Joosse v Australian Securities and Investment Commission (1998) 159 ALR 260; Petrie, Trustee of the Property of Aitken (Bankrupt) v Aitken [2019] FCCA 16; Sill v City of Wodonga [2018] VSCA 195, considered.
HAUGHTON v AUSTRALIA & NEW ZEALAND BANKING GROUP LTD
[2020] SASCFC 14Full Court: Kourakis CJ, Nicholson and Lovell JJ
THE COURT: This is an application for permission to appeal against an order made by a Judge of this Court (the Judge) dismissing an appeal against an order of an Auxiliary Master giving the respondent, Australia and New Zealand Banking Group Ltd (the ANZ), possession of certain land owned by the appellant, Mr Haughton, over which it held a mortgage.[1] The mortgage secured a business credit facility that had a $1,000,000 limit, which the ANZ granted to Mr Haughton, under a loan contract dated 8 April 2014. On 6 November 2018, the ANZ served Mr Haughton with a notice of default pursuant to s 55A of the Law of Property Act 1936 (SA). On Mr Haughton’s failure to comply with the notice, the ANZ filed a summons seeking an order for possession on 29 January 2019. After hearing argument, the Auxiliary Master made an order for possession on 15 August 2019.

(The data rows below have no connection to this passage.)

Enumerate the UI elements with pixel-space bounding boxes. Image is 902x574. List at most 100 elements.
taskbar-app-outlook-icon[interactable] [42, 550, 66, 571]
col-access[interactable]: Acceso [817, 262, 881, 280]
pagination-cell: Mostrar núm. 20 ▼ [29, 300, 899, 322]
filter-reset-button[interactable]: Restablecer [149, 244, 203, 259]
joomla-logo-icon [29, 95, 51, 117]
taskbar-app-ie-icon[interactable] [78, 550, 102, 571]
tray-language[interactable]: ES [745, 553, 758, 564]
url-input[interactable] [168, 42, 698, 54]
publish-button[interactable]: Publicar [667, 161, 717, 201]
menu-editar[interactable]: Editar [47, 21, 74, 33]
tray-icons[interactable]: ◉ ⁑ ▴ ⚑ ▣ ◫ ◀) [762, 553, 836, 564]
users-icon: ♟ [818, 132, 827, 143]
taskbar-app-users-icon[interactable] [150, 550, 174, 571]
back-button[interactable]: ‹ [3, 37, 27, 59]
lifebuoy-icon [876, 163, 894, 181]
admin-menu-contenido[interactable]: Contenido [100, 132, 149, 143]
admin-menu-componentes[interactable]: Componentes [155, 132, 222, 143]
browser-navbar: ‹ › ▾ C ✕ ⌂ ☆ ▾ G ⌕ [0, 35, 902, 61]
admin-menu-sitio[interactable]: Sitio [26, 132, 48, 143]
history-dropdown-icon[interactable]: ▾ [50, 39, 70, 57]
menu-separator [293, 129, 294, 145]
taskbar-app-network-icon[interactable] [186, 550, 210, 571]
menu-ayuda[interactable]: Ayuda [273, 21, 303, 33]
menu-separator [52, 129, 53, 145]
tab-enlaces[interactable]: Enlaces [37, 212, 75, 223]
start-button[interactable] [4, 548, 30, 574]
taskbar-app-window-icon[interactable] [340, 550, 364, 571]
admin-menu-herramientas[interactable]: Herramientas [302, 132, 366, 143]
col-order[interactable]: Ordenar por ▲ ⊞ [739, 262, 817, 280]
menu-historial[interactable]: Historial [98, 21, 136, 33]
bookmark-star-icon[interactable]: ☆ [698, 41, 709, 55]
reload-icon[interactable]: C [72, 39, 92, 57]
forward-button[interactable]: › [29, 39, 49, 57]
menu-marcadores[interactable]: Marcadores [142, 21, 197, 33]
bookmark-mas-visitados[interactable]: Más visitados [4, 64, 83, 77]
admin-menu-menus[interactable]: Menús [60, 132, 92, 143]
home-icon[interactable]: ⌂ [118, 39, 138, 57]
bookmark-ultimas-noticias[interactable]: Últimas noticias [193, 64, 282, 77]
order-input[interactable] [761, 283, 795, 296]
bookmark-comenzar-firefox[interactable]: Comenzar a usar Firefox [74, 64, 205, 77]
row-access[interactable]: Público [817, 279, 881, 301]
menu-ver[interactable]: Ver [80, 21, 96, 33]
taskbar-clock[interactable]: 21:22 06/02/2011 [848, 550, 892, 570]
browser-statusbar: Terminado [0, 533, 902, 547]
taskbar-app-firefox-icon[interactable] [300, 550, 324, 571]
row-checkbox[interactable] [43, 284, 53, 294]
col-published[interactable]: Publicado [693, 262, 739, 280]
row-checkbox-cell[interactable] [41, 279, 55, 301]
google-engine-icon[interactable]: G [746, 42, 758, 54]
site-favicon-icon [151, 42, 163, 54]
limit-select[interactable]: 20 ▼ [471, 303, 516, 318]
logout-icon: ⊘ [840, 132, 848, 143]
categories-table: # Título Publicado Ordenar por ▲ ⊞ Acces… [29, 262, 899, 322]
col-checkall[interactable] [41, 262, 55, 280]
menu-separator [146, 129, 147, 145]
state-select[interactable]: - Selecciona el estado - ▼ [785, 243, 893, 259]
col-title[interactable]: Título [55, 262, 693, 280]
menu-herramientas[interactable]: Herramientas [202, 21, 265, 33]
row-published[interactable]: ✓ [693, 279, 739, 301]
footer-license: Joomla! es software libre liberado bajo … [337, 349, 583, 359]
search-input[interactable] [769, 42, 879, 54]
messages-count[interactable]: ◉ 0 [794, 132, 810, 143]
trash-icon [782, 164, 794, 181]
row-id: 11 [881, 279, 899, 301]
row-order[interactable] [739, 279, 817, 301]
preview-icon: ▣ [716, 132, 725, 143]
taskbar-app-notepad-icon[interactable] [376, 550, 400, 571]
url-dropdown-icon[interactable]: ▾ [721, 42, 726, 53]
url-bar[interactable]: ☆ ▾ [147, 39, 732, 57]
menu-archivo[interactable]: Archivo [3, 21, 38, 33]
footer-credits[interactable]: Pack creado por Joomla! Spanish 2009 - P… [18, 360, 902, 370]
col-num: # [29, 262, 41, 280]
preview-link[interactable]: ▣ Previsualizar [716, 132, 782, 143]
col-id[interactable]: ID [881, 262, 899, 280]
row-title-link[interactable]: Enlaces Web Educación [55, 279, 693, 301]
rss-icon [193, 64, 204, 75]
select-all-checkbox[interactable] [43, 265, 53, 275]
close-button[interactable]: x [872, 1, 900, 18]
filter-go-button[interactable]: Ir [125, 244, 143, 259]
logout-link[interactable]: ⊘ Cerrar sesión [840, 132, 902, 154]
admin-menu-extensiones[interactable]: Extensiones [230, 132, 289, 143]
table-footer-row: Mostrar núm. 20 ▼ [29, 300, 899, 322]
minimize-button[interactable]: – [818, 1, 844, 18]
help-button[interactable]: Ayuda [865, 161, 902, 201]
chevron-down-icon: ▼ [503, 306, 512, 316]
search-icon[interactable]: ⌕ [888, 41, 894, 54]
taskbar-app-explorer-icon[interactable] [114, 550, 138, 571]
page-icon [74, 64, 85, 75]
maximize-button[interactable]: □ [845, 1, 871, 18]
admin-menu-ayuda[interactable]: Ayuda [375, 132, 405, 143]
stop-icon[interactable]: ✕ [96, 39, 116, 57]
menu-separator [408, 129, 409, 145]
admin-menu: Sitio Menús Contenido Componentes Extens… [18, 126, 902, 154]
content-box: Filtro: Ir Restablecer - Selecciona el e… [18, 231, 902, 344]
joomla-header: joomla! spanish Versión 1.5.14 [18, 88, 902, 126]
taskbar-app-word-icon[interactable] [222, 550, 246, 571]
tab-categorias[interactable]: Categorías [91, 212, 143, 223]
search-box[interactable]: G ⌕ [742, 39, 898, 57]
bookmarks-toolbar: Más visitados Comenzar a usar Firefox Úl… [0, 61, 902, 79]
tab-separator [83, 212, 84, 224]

[1] Haughton v Australia and New Zealand Banking Group Ltd [2019] SASC 198.
On 25 September 2019, Mr Haughton filed a notice of appeal, which was heard by the Judge on 6 November 2019. The Judge dismissed the appeal and delivered reasons on 22 November 2019.
On 5 December 2019, Mr Haughton made an application for permission to appeal against the order for dismissal. Mr Haughton has filed a lengthy affidavit in support of the application. It is not possible to discern in that material any rational ground of appeal or any particular error which it is contended was made by the Judge. It is necessary, therefore, to consider the reasons given by the Judge for dismissing Mr Haughton’s appeal from the Auxiliary Master.
Mr Haughton contended before the Judge that he was not bound by the loan agreement because he did not complete it personally. However, Mr Haughton never claimed that he had not signed the loan application. That ground was, therefore, bound to fail and was properly dismissed by the Judge.
Mr Haughton also claimed that the ANZ had breached the Code of Banking Practice by relying on a grossly overstated value for the mortgaged property. The Auxiliary Master concluded that the material adduced by Mr Haughton did not establish the alleged breach. Importantly, the Auxiliary Master noted that, in any event, a breach of the Code would give Mr Haughton no more than an action in damages and would not impugn the validity of the mortgage. That ground was also bound to fail.
Finally, Mr Haughton advanced certain ‘constitutional’ arguments related to the validity of Australian legislation following the enactment of the Royal Style and Titles Act 1973 (Cth) which, he claimed, was invalid. The Auxiliary Master and the Judge noted that similar arguments have been dismissed in a number of interstate authorities, as well as in a decision of the High Court of Australia.[2] Those contentions were also bound to fail.
[2] See, e.g., Joosse v Australian Securities and Investment Commission (1998) 159 ALR 260; Petrie, Trustee of the Property of Aitken (Bankrupt) v Aitken [2019] FCCA 16; Sill v City of Wodonga [2018] VSCA 195.
The application for permission to appeal is devoid of any merit. We dismiss it.